LEWISTON — Billy Cote doesn’t need a room full of people or a philosophy professor to tell him what “Breaking Bad” is all about. Cote has the entire series on DVD, after all, and he’s drawn his own conclusions.
“The show speaks to me,” Cote said, “as a great and grand and sweeping love story. It’s all about the many aspects, the many faces and guises, of love. Love that can be vicious and violent and fearsome.”
Of course, that’s just one man’s opinion.
At She Doesn’t Like Guthries on Thursday night, opinions about the show were as abundant as beers and french fries. More than three dozen people were on hand for a Maine Humanities Council presentation that attempted to break down the show into its finest parts.
Because, let’s be honest: “Breaking Bad” has never been just another television show.
“This is the kind of show that people obsessively discuss,” said University of Southern Maine philosophy professor Jason Read. “Not just for the show, but for the issues.”
Ah, so many issues. The show, after all, is about a mild-mannered chemistry teacher who, after being diagnosed with lung cancer, turns to cooking and selling crystal methamphetamine to provide for his family. It’s a show in which the hero is also the villain, undergoing a transition from “Mr. Chips to Scarface,” Read said.
“He becomes a fundamentally different person,” Read said. “Morally and everything else.”
He didn’t have to tell this to the crowd, made up of young and old, men and women. The majority knew the show inside and out and had long ago — the show ended in 2013 — made up their own minds about things. The cult-like fandom around “Breaking Bad” is well-known. There are online discussion forums, T-shirts, show-themed rain suits, action figures. There are stores where the entire inventory consists of “Breaking Bad” bling.
But the reason behind the show’s immense popularity was the thrust of Thursday night’s discussion and several theories were afloat.
“Breaking Bad” appeals to human nature, Read offered, in “the way that it deals with the anxieties people have about work, and about finding meaning in work.”
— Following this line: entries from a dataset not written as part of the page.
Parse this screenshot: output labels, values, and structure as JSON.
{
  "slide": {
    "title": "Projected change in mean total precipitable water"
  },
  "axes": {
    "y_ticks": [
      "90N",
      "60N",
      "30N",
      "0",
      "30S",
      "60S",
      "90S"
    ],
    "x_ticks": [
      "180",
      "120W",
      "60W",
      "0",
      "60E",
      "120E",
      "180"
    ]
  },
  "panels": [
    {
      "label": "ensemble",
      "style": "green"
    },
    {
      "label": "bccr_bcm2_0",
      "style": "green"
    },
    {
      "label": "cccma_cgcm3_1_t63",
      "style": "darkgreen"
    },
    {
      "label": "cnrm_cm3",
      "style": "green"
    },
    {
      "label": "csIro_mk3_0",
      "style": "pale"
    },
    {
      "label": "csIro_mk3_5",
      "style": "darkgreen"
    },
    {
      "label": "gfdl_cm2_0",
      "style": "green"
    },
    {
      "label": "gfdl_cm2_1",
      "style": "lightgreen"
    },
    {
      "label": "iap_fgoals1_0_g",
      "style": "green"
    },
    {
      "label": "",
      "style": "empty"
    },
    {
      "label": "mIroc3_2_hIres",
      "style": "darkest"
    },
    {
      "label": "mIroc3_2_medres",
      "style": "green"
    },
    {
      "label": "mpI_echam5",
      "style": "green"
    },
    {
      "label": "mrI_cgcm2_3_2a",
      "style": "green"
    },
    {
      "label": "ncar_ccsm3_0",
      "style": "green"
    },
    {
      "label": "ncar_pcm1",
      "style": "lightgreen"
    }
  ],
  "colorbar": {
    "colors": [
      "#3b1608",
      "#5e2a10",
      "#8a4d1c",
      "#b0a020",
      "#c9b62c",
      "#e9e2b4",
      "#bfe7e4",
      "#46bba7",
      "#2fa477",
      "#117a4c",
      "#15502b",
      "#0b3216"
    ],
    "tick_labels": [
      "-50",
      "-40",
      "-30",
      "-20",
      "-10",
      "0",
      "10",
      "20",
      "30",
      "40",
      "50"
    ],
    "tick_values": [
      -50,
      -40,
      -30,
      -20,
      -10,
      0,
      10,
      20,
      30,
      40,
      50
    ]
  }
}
To assist the group in its analysis, Read played several clips from the show on a big screen. For the most part, the men and women in the audience began nodding and smiling before the clips were even shown. They knew every episode, every character, every nuance. They loved Walter White and his badass persona, Heisenberg.
Or, you know. Hated him.
“I loathed Walter White,” said Claudia Watson of Damariscotta. “I mean, I loved to hate him.”
Watson works in Lewiston and popped into Guthries when she learned about the “Breaking Bad” discussion. When she spoke about White’s narcissistic tendencies, Watson wasn’t just making small talk. She spoke with force and emotion. She really despises the character who so enthralled the TV-watching world.
There aren’t many “Breaking Bad” fans like her.
“My friends are all like, what? You’re crazy. He’s awesome,” Watson said. “It’s a small club.”
The monthly presentation: “Hooked: A Critical Look At Shows We Love,” aims to dissect the TV shows that galvanize viewers, including “Orange Is the New Black,” “The Wire,” “The Sopranos” and “Mad Men.”
“There used to be long conversations about movies,” Read said. “Now people do the same thing with TV.”
To bolster this observation, the group at Guthrie’s engaged in rapid-fire commentary about the joys and complexities of “Breaking Bad.” For the most part, these were not casual viewers.
On man argued that Walter White’s transformation from meek schoolteacher to gritty drug trafficker was a slow evolution, one that happened bit by bit.
A younger man observed that White was, like so many of us, under-appreciated and simply responded when he saw an opportunity to overcome that condition. The result, of course, was over-indulgence and greed.
“I see it as a real education,” that man said, “for any of us who have these kinds of insecurities.”
One man never saw White as a villain. Another suggested that “Breaking Bad” was just an allegory for the concept of fate. A woman seated in the middle of the room asked perhaps the most compelling question of all: Since White had become a hardcore drug trafficker, a sociopath and a killer, why did so many people remain hooked on the show? Why did they continue to cheer for the man?
“Maybe,” suggested a man at the back of the room, “none of us knows as much about ourselves as we’d like to think.”
Uncomfortable murmurs of agreement rippled through the room.
“Do we identify with his goals?” Read asked them. “Or with the anxieties?”